Peut être que mon goût pour la littérature noire m’a empêché d’apprécier totalement ce roman qui a incontestablement des qualités mais qui manque à mon avis de rythme et de tension pour une histoire de vengeance, qui est en fait un thème secondaire. C’est le théâtre et particulièrement la Tempête de Shakespeare qui sont les sujets principaux. C’est aussi un hommage au grand dramaturge anglais.
Graine de sorcière est un livre poétique et érudit.
Extrait :
Il avait besoin de se concentrer sur quelque chose, de se trouver un but. Il y réfléchit beaucoup du fond de sa chaise longue. Il finit par arriver à la conclusion qu’il lui restait deux choses – deux projets encore susceptibles de lui apporter une certaine satisfaction. Au bout d’un moment, il commença à les voir plus clairement.

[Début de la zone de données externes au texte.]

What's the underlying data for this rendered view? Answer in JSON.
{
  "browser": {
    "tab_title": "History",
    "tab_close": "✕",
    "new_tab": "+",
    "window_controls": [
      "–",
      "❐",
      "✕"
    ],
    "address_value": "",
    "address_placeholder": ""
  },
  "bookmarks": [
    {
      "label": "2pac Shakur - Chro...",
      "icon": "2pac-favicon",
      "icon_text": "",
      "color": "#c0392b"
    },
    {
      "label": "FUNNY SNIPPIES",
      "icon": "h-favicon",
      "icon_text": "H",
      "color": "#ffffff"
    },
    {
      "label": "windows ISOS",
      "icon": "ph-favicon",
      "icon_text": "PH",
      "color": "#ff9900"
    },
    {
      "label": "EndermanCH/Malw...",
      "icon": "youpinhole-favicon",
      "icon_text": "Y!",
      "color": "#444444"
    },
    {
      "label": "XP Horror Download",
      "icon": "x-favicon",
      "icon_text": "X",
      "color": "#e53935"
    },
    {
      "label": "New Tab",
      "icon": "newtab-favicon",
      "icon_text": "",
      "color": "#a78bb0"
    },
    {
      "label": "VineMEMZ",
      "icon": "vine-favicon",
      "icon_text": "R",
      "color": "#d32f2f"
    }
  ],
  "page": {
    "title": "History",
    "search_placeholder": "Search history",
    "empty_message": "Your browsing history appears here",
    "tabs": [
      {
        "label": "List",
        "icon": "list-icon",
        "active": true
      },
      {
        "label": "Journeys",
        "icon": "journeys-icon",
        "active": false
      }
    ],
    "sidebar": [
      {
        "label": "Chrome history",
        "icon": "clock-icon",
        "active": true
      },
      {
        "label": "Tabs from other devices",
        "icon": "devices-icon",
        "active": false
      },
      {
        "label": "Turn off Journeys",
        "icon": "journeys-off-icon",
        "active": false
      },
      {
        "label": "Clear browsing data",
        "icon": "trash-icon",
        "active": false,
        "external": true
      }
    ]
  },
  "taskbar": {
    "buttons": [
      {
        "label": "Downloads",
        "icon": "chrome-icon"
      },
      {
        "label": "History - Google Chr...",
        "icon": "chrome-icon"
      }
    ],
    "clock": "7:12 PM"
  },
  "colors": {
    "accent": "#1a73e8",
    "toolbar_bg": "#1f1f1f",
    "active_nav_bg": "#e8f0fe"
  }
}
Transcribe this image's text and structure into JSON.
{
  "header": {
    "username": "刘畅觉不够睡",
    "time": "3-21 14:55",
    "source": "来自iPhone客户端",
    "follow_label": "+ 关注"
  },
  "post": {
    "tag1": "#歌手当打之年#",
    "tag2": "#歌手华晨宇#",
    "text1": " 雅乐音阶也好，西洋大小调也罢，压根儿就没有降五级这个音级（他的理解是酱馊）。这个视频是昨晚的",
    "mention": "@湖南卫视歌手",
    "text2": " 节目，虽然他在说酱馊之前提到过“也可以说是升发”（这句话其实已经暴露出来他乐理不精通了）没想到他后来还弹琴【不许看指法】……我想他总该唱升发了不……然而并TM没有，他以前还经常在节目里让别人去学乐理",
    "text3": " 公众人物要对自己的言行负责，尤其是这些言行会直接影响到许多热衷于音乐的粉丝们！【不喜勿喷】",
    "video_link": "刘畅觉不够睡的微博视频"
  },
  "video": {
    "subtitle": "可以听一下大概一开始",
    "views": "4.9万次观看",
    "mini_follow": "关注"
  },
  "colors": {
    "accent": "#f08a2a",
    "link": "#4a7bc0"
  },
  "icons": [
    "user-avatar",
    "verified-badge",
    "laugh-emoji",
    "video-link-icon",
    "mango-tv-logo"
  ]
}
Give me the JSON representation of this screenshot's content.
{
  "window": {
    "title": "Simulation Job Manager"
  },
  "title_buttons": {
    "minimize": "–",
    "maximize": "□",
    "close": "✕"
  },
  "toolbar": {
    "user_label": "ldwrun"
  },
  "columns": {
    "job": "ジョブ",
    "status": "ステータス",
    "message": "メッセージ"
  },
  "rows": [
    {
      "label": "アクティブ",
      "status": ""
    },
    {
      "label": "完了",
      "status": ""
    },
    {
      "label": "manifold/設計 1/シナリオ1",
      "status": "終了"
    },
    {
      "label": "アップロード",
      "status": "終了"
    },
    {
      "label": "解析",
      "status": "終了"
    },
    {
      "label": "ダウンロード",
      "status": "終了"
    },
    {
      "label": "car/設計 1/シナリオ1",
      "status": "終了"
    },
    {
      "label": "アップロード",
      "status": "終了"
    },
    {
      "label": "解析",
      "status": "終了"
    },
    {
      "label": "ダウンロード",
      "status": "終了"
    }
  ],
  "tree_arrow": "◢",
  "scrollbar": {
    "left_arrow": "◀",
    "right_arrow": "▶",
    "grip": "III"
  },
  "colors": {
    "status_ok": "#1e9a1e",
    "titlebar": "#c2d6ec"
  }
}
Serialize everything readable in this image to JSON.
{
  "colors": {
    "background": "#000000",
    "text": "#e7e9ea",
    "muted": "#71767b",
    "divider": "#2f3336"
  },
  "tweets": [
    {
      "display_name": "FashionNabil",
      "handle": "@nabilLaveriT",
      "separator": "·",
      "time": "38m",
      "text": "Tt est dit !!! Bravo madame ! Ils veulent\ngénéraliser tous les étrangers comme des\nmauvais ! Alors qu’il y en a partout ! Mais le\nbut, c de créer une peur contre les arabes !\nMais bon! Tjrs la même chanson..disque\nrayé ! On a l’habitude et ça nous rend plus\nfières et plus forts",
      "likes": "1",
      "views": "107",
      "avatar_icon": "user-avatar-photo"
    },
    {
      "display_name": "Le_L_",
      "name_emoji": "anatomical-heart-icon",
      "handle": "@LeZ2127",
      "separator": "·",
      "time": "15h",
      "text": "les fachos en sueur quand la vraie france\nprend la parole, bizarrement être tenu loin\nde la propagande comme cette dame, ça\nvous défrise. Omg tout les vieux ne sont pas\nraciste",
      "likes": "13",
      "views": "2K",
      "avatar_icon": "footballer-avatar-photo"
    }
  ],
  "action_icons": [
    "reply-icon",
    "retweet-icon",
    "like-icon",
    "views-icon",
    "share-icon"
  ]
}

Premièrement, il avait besoin de récupérer sa Tempête. Il fallait qu’il la monte, d’une façon ou d’une autre, dans un endroit ou un autre. Ses motifs dépassaient le cadre du théâtre ; ils n’avaient aucun lien avec sa réputation, sa carrière – rien de tel. Tout simplement, Miranda devait être libérée de son cercueil de verre ; il fallait lui donner vie. Mais comment s’y prendre, où dénicher les comédiens ? Ça ne se trouvait pas sous le sabot d’un cheval, et en plus il n’y avait pas tellement de chevaux autour de sa bicoque.
Deuxièmement, il voulait se venger. Il en crevait d’envie. Il en rêvait du matin au soir. Il était impératif que Tony et Sal souffrent. S’il était dans cette situation dramatique, c’était leur faute, ou pour beaucoup. Ils l’avaient traité de manière sordide. Mais quelle forme cette vengeance pouvait-elle prendre ?
C’étaient les deux choses qu’il voulait. Et ce désir s’aiguisait de jour en jour. Seulement, il ne savait pas comment parvenir à ses fins.